Whether you’re experimenting on a single service or at scale on an entire digital platform, running a Chaos Day is an investment of time and energy that benefits from being mapped out.
Whilst the process steps are the same regardless of scale, the organisational complexity, commitment and elapsed time increase with the number of services and teams involved. Because of this, our experience is to start small, so you can learn and adapt the process to your particular context. Pick one service or team to start with, not an entire engineering platform or group of teams, then incrementally grow with each subsequent Chaos Day.
The timeline below maps out the end-to-end process. The suggested elapsed time is based on experience running Chaos Days with few teams. If you’re scaling up to 5 or more teams, we’d recommend allowing 2-4 weeks for experiment design; other durations should be kept about the same.
John Lewis & Partners has 25 product teams, building 40 services on their digital platform, which is built and run by two platform teams. There’s around 100 microservices, internal and external components, and downstream dependencies. As Digital Platform Enablement Lead, one of my goals was to help product teams deliver more resilient systems. Running a Chaos Day is a great way to foster an effective incident response, so I brought Lyndsay in to guide us through our first foray.

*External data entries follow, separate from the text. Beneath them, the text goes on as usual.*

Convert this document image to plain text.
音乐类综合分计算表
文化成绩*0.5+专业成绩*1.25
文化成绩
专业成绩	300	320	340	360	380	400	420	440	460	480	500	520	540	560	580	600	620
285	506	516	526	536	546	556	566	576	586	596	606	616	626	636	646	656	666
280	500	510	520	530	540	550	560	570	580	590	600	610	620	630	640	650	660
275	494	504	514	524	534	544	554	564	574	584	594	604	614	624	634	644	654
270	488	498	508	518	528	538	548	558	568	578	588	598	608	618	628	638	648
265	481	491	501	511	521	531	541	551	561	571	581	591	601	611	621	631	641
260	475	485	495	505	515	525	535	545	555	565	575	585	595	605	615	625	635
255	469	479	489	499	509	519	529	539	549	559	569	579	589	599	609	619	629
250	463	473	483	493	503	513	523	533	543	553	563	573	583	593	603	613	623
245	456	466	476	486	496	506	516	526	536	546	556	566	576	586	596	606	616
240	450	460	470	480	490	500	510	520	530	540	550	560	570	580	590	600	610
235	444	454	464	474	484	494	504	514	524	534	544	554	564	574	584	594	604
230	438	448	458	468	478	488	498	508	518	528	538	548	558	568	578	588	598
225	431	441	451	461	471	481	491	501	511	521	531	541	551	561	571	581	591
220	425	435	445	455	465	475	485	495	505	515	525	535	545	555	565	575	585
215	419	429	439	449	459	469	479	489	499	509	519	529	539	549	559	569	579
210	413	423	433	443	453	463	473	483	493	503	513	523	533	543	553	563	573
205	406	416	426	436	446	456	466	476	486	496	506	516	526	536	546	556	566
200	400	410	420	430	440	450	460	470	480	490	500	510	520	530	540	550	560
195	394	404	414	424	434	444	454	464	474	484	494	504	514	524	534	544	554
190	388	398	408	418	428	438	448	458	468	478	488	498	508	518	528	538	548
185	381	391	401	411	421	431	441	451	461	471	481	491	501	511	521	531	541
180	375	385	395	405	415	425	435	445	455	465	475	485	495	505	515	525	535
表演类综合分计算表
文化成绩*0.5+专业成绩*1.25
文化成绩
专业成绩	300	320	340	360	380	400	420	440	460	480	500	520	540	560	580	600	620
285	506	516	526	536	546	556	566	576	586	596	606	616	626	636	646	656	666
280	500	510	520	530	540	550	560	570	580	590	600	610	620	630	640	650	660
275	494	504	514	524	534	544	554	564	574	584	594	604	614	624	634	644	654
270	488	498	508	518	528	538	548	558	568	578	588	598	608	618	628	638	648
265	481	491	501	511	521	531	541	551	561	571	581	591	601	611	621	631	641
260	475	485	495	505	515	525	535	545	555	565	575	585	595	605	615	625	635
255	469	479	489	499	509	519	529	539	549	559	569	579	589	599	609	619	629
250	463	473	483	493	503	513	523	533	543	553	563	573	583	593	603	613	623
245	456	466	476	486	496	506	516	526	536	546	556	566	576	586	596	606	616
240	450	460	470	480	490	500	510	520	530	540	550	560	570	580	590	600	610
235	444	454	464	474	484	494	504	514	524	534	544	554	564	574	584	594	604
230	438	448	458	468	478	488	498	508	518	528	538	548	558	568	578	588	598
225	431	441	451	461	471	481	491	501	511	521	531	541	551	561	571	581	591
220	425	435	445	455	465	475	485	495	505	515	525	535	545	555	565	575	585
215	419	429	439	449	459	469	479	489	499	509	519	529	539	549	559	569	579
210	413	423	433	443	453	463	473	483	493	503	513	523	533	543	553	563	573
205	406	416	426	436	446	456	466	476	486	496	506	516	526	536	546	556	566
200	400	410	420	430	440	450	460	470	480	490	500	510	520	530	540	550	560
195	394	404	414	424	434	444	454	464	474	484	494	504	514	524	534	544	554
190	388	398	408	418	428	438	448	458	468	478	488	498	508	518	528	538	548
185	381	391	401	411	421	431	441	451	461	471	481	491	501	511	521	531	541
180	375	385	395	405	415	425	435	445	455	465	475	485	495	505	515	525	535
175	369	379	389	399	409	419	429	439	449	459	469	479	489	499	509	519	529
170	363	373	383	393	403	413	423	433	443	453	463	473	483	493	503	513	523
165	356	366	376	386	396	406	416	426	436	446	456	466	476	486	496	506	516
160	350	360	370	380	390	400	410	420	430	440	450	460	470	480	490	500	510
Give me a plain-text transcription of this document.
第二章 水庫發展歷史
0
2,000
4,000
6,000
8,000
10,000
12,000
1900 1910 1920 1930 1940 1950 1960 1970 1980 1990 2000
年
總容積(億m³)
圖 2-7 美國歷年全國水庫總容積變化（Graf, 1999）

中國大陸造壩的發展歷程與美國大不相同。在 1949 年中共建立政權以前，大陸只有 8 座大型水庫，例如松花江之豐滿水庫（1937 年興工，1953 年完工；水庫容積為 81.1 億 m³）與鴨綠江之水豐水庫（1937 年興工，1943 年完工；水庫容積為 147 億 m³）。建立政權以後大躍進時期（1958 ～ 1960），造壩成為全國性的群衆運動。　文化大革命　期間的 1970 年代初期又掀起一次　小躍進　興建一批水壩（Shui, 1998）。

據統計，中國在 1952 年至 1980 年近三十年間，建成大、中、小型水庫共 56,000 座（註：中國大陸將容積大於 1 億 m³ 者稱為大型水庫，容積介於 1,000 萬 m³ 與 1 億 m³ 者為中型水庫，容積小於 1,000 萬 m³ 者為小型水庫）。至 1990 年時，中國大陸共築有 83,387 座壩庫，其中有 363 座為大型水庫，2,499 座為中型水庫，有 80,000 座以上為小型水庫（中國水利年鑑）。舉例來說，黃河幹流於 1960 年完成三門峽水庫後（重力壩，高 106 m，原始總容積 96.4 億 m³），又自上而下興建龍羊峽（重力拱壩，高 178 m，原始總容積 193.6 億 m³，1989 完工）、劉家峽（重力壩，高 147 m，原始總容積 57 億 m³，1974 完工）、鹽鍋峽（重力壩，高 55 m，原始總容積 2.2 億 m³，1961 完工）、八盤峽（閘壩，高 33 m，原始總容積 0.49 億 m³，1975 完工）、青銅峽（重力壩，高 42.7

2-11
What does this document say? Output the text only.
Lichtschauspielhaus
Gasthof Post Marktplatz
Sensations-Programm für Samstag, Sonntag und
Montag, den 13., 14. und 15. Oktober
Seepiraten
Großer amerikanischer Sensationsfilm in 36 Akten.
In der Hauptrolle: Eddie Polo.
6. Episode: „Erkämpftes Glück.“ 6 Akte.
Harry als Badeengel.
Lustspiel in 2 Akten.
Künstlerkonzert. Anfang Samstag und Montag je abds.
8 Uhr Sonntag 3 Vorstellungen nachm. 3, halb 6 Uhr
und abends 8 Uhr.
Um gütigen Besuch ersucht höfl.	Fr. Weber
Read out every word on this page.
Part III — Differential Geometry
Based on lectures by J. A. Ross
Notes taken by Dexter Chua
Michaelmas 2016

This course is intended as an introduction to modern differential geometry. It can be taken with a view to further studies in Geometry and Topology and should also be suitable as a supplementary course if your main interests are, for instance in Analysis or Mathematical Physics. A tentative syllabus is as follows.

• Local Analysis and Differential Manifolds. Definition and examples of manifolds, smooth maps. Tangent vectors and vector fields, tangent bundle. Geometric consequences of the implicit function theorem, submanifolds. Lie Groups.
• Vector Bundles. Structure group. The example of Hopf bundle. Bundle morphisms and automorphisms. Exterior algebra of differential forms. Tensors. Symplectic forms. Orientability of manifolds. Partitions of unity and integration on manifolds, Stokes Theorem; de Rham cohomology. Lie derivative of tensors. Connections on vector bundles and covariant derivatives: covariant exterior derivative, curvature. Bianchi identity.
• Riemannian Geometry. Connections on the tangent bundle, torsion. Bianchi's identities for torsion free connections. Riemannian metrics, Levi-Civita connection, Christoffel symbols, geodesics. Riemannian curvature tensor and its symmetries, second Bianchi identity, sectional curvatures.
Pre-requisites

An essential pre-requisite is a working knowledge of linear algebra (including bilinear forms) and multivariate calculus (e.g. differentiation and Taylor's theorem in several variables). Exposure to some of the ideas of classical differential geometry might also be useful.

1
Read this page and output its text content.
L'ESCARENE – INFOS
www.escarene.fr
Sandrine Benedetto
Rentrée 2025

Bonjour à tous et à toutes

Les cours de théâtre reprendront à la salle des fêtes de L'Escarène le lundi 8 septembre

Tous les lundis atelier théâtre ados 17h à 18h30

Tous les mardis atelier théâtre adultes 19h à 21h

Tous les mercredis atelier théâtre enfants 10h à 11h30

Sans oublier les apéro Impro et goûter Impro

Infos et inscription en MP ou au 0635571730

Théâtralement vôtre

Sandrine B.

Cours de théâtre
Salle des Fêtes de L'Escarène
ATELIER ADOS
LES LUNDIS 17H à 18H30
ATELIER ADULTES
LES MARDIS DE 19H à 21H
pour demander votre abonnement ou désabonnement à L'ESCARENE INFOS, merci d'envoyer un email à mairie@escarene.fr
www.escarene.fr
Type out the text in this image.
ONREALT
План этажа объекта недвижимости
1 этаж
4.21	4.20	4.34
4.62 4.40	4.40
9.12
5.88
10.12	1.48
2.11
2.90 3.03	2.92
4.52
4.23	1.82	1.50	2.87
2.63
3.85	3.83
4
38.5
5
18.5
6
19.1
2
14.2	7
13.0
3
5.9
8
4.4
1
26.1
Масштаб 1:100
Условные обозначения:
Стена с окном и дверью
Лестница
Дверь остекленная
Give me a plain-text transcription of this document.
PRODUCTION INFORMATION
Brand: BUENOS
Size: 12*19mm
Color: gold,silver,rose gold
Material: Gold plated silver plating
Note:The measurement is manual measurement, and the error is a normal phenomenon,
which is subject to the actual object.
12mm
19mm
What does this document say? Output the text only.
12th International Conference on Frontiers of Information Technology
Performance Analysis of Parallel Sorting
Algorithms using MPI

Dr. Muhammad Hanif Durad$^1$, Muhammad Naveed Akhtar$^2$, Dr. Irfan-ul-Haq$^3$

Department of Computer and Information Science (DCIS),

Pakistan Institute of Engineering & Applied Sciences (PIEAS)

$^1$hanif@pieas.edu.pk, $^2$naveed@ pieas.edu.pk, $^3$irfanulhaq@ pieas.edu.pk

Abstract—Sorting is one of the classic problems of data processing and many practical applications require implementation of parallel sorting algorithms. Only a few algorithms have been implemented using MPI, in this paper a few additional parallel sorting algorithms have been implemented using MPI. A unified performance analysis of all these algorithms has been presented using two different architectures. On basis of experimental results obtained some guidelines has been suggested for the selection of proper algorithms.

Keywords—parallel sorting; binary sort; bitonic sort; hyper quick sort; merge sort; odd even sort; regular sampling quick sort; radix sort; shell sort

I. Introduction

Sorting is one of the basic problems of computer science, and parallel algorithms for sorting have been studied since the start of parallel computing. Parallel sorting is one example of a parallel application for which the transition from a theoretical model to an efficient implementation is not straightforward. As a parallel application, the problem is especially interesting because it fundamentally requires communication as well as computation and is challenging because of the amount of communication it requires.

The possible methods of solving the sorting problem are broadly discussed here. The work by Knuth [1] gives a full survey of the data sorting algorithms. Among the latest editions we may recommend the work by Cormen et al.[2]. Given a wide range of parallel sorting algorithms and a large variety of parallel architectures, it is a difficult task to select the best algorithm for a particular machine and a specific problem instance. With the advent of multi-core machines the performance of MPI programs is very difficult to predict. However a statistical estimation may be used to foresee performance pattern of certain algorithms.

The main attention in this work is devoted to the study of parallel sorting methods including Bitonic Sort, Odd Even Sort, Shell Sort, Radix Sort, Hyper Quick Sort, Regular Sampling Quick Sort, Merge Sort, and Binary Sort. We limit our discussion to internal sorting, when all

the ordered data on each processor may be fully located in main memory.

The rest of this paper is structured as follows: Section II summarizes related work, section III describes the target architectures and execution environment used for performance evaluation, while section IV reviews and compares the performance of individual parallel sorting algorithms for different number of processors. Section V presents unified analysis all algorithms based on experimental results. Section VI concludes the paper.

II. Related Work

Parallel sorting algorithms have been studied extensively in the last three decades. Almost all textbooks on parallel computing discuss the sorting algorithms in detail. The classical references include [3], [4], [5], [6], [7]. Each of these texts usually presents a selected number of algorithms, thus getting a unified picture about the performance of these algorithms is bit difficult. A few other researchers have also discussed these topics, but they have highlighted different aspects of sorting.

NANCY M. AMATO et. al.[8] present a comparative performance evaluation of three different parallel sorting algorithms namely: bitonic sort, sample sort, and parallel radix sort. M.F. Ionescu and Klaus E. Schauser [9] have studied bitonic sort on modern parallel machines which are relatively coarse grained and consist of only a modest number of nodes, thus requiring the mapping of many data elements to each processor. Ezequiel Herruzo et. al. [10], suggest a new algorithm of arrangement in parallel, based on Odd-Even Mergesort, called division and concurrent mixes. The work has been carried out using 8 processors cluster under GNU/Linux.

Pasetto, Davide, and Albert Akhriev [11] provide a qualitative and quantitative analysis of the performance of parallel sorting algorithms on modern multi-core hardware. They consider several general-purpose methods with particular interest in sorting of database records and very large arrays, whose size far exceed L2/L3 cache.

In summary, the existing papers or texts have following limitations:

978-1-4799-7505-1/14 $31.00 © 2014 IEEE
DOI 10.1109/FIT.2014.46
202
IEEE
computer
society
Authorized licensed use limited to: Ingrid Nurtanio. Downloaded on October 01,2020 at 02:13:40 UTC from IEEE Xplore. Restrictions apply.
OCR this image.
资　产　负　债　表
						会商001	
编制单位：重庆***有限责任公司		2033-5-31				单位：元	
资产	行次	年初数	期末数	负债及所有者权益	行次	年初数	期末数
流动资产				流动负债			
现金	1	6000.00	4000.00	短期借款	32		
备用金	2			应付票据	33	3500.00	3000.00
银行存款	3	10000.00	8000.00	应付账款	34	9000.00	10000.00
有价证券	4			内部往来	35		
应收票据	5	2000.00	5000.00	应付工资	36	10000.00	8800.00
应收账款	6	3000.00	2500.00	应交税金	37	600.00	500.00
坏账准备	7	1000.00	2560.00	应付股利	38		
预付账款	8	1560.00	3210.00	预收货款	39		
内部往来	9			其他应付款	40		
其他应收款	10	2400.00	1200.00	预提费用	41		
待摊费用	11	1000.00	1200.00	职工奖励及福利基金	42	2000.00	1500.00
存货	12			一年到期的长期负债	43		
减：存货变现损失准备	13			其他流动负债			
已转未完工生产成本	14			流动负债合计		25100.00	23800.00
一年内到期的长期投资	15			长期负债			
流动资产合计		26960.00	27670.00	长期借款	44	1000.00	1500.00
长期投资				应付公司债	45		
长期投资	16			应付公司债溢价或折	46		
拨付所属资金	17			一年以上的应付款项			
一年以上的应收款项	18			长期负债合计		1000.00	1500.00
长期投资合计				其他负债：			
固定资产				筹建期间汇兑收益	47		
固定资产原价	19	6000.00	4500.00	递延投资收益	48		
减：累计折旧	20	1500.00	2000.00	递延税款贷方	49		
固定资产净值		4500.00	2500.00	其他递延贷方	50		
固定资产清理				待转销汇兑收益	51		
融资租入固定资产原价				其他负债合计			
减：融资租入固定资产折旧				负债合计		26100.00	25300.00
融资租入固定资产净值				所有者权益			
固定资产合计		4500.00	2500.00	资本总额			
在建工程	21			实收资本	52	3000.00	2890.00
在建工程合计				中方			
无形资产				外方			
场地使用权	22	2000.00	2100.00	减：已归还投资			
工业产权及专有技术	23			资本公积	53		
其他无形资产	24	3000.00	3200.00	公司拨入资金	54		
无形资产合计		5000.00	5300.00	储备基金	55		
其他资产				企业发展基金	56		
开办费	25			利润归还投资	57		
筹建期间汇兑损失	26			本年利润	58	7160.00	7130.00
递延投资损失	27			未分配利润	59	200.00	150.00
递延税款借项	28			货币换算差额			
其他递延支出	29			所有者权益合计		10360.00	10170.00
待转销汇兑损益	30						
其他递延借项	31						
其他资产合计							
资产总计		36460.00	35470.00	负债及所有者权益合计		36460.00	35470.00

We used a regular, cross-team, community session to introduce chaos engineering by presenting our experience of running Chaos Days in the public sector. This created an appetite within teams to learn more. For the inaugural Chaos Day, we had just one platform and one product team together. It was a big success, with many lessons learned by the teams about their own systems plus chaos engineering itself. The participants shared these lessons out to all the other teams using their standard post-incident review process, followed by a presentation of key outcomes at their next cross-team community session.
Starting small helped John Lewis & Partners learn and develop a repeatable, scalable approach that they are now replicating out to many more teams.